[CRÓNICA] OE 2022 – PS, um Narciso sem espelho

“Deixem a tática política, deixem o interesse partidário e coloquem o interesse nacional à frente dos interesses partidários e interesses táticos”, diz-nos o secretário-geral adjunto do PS José Luís Carneiro. A citação reproduz a popular tese “a culpa é da esquerda” (à esquerda do PS, pois claro!) pela crise política que hoje se vive, em consequência do chumbo do Orçamento de Estado para 2022.

Mas afinal que entidade mística é essa, tantas vezes invocada nestes dias, a que se dá o nome de “interesse nacional”? Pelo que sei, em democracia o “interesse nacional” mais não é do que os vários interesses que concorrem entre si. Logo, em democracia, o “interesse nacional” é, quando muito, o interesse, ou equilíbrio de interesses, que coincide com o da maioria dos eleitores no período enunciado.

“O PS quis em minoria aprovar o mesmo orçamento que apresentaria caso estivesse, sozinho, em maioria. Por outras palavras, teve a arrogância de reivindicar para os seus apenas 36% o estatuto de ‘interesse nacional'”

Hugo Rajão

Acontece que o PS representa 36% dos eleitores, que pelas minhas contas é menos do que a maioria. Por conseguinte, para que o OE passasse o PS teria de equilibrar o “interesse” dos seus 36% com o “interesse” dos restantes por forma a granjear mais de 50% dos “interesses”. E equilibrar significa negociar e eventualmente ceder. Poderia tê-lo tentado à direita, mas Costa recusou-o desde a primeira hora. Quis fazê-lo à esquerda, mas não cedeu nem um milímetro.
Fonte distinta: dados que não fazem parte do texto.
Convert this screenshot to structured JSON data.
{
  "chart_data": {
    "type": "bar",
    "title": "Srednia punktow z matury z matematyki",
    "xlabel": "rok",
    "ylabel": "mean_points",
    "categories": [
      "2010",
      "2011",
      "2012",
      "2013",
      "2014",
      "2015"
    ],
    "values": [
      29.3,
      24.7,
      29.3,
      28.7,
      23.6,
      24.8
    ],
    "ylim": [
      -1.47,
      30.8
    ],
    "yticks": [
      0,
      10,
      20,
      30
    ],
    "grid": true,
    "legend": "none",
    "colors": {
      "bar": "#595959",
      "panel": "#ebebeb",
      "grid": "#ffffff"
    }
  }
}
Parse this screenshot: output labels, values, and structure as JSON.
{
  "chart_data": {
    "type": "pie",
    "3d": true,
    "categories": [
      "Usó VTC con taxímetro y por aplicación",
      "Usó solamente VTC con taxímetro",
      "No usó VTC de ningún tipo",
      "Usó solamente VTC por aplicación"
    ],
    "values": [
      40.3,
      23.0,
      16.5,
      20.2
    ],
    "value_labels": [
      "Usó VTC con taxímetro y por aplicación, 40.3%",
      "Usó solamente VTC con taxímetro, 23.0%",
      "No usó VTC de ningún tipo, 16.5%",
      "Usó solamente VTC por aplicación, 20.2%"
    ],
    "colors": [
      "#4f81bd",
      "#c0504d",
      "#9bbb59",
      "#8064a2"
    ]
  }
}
Ou seja, o PS quis em minoria aprovar o mesmo orçamento que apresentaria caso estivesse, sozinho, em maioria. Por outras palavras, teve a arrogância de reivindicar para os seus apenas 36% o estatuto de “interesse nacional”. Respondendo a João Luís Carneiro, o que é isto senão o PS a querer colocar o seu interesse partidário acima do interesse nacional (enquanto o que perfaz a maioria)? Não é o BE, nem PCP que o fazem, ao contrário da tese mais popular. É o PS.

Estarão BE e PCP de má-fé? O PS beneficia de juros baixos, um período sem restrições orçamentais por parte de Bruxelas, o PRR, e uma maioria de esquerda. Somando as partes, o país teria provavelmente aqui uma oportunidade histórica para colmatar as suas debilidades estruturais que o obstruem a deixar de ser tão pobre e desigual. O que faz o PS perante isto? Propõe um orçamento pouco ou nada expansionista. Não só Portugal foi dos países, na Europa, que menos gastou para responder à crise pandémica (com todos as situações dramáticas que conhecemos), pelo que terá uma recuperação mais lenta do que a média europeia, como para o próximo ano o PS insinua um nível de investimento público anémico. Em termos de IRS, oferece uma progressividade fiscal meramente simbólica. No trabalho, já fora do âmbito do OE, nem toca. Esta que era a única exigência do BE, relativa a medidas que o PS defendera no passado. E por aí adiante.

Com as devidas diferenças, o busílis ideológico da esquerda consiste em almejar prosperidade, não só para alguns, mas para todos. Face uma oportunidade excecional, em muito tempo, para dar passos significativos nesse sentido – para criar mais bolo, mais bem distribuído – como alguma vez BE e PCP se poderiam perdoar por deixar passar um OE que simboliza não menos do que deitar essa oportunidade ao lixo?

Ao invés, o ônus tem de ser imputado ao PS. Como pode um partido que se diz de esquerda ser tão pouco progressista nestas circunstâncias?

Há uns anos o PS, no seu congresso, organizou um debate para discutir a crise da social-democracia. A crise da social-democracia é fácil de perceber. Basta que os PS’s da Europa se olhem ao espelho. O PS espanhol parece ter olhado e as medidas laborais da Troika vão, ao que tudo indica, mesmo abaixo. É possível!